2. O regime referido no número anterior obter-se-á pela presença de turnos de pessoal, cujo trabalho não excederá, em duração, o que constar do respectivo contrato ou das condições legais de admissão.
Art. 2.º - 1. Pode o Ministro da Saúde e Assistência designar hospitais ou serviços nos quais todo ou parte do pessoal clínico trabalhe em tempo completo.
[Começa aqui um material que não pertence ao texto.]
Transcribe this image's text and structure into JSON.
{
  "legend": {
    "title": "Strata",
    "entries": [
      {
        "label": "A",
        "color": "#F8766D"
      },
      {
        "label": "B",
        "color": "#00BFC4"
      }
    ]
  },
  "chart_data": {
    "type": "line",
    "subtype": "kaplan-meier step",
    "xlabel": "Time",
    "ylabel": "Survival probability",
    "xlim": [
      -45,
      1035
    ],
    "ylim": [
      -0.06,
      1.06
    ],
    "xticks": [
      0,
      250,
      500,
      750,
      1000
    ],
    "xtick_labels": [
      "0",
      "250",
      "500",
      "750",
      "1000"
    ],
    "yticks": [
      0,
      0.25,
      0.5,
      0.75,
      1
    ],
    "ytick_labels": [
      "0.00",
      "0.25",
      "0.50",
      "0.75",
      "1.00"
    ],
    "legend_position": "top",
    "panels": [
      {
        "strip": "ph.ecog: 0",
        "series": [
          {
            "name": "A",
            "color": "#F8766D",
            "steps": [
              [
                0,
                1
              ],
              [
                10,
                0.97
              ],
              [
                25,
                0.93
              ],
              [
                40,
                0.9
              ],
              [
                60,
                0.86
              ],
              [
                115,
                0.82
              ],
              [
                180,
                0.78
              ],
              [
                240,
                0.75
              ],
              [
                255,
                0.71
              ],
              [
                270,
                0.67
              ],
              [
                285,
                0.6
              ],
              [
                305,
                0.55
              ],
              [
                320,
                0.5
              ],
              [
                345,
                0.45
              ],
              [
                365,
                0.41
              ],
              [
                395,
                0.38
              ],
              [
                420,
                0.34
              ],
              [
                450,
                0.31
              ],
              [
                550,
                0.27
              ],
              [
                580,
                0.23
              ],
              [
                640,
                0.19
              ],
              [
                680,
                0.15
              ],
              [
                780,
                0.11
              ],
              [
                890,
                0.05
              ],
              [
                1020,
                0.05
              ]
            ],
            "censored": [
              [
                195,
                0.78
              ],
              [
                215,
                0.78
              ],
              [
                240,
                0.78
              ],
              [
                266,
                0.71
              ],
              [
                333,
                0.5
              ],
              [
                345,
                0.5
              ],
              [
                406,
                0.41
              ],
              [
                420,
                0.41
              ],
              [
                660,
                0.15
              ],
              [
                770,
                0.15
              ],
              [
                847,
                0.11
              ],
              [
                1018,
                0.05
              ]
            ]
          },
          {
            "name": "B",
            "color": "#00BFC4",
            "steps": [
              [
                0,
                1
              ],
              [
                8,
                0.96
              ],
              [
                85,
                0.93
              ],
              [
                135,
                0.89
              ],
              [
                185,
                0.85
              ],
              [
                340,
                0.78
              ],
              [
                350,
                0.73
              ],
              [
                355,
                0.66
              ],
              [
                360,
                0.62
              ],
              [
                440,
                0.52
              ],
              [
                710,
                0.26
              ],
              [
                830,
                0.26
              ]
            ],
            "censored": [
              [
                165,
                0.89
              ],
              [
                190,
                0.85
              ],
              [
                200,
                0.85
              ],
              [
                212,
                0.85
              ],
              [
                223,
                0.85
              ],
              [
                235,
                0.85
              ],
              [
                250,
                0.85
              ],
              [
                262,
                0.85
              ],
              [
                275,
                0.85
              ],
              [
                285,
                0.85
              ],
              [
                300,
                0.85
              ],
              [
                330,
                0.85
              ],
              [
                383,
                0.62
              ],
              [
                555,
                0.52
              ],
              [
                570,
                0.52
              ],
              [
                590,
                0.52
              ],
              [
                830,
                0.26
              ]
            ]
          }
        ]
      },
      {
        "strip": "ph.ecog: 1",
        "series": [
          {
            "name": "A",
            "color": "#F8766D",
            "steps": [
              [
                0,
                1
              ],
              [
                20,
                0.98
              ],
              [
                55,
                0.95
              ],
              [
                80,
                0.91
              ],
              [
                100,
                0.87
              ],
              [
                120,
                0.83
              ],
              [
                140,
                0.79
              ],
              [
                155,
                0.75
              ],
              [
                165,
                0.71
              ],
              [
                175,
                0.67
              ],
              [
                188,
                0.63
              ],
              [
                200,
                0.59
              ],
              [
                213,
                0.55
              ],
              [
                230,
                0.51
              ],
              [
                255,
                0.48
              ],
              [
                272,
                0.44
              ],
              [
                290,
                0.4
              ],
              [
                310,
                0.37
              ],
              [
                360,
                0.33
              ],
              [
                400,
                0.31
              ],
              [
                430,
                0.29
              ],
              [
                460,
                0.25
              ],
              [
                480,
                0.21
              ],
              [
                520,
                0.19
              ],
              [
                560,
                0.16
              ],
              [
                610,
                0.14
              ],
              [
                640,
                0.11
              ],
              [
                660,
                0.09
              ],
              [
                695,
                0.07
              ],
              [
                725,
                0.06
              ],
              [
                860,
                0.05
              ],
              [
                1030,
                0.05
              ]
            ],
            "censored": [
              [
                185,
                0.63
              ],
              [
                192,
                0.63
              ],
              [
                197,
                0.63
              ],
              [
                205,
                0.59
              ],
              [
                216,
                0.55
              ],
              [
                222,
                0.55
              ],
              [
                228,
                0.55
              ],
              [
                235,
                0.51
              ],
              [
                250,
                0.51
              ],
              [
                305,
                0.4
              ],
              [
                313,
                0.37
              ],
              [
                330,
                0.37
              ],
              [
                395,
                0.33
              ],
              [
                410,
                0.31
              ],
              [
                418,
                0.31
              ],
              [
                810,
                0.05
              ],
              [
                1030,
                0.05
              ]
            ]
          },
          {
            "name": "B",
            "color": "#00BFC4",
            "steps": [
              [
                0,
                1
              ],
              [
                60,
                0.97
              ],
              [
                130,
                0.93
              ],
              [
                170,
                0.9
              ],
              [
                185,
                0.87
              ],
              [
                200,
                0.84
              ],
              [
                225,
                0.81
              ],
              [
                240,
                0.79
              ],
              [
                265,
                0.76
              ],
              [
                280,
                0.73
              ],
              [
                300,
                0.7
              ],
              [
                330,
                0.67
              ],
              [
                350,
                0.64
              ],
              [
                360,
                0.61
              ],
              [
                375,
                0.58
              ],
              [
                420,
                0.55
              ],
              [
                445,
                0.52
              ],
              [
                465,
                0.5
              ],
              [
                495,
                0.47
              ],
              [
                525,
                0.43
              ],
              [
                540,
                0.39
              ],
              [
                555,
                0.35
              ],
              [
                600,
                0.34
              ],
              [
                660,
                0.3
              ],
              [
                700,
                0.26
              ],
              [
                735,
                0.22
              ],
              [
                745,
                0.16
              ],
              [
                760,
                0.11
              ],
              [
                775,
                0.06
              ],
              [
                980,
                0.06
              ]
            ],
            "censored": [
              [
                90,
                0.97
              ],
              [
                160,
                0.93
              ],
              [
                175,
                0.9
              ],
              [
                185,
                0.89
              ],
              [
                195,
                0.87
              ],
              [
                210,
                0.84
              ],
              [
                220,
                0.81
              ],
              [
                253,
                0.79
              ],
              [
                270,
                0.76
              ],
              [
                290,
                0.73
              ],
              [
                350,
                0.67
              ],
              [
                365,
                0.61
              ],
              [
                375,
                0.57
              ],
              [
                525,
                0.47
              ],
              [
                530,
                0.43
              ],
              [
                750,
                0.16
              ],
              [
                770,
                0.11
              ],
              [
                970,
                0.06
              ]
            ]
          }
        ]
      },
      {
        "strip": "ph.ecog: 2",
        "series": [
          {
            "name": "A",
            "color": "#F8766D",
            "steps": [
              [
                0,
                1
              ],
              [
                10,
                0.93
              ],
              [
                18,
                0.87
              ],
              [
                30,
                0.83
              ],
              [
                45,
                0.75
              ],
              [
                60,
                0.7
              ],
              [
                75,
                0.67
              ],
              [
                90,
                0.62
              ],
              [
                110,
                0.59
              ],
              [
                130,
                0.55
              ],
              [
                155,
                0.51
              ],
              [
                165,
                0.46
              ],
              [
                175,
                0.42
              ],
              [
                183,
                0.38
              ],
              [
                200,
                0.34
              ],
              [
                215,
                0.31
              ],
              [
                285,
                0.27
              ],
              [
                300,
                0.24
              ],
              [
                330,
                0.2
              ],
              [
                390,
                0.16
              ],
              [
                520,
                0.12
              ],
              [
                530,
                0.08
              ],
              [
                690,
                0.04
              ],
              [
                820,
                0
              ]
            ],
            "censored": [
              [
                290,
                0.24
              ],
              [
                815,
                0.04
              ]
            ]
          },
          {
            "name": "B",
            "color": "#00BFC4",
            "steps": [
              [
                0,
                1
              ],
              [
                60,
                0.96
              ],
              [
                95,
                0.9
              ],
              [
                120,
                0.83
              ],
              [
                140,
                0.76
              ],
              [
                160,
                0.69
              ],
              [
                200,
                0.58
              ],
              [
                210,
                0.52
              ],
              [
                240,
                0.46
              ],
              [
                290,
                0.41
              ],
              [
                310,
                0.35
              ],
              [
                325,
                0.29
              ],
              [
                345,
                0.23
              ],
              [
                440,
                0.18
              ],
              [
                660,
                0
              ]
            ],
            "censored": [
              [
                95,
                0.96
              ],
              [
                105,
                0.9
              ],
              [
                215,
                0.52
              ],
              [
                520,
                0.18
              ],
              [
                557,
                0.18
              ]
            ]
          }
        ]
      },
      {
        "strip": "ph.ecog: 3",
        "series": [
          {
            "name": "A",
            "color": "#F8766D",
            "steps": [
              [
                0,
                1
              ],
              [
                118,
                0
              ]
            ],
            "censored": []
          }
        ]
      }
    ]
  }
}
2. Estabelecer-se-á, em regulamento, um regime transitório que salvaguarde os direitos dos médicos que trabalhem nesses serviços em tempo parcial e não desejem ingressar no horário de tempo completo.
Art. 3.º Nos hospitais e serviços referidos nos artigos anteriores é aplicável, mediante portaria do Ministro da Saúde e Assistência, o regime de instalação, contido nos artigos 7.º a 9.º do Decreto-Lei 31913, de 12 de Março de 1942.
Art. 4.º O pessoal que trabalhe nos referidos hospitais ou serviços à data da instauração de alguns dos regimes previstos nos artigos 1.º e 2.º poderá, sem perda de direitos adquiridos, desempenhar as funções que lhe sejam atribuídas, em regime de comissão de serviço, válida por todo o tempo que durar o período de instalação ou até à publicação dos quadros, se esta não coincidir com o fim daquele período.
Publique-se e cumpra-se como nele se contém.
Paços do Governo da República, 4 de Dezembro de 1965. - AMÉRICO DEUS RODRIGUES THOMAZ - António de Oliveira Salazar - António Jorge Martins da Mota Veiga - Manuel Gomes de Araújo - Alfredo Rodrigues dos Santos Júnior - João de Matos Antunes Varela - Joaquim da Luz Cunha - Fernando Quintanilha Mendonça Dias - Alberto Marciano Gorjão Franco Nogueira - Eduardo de Arantes e Oliveira - Inocêncio Galvão Teles - José Gonçalo da Cunha Sottomayor Correia de Oliveira - Carlos Gomes da Silva Ribeiro - José João Gonçalves de Proença - Francisco Pereira Neto de Carvalho.
Para ser presente à Assembleia Nacional.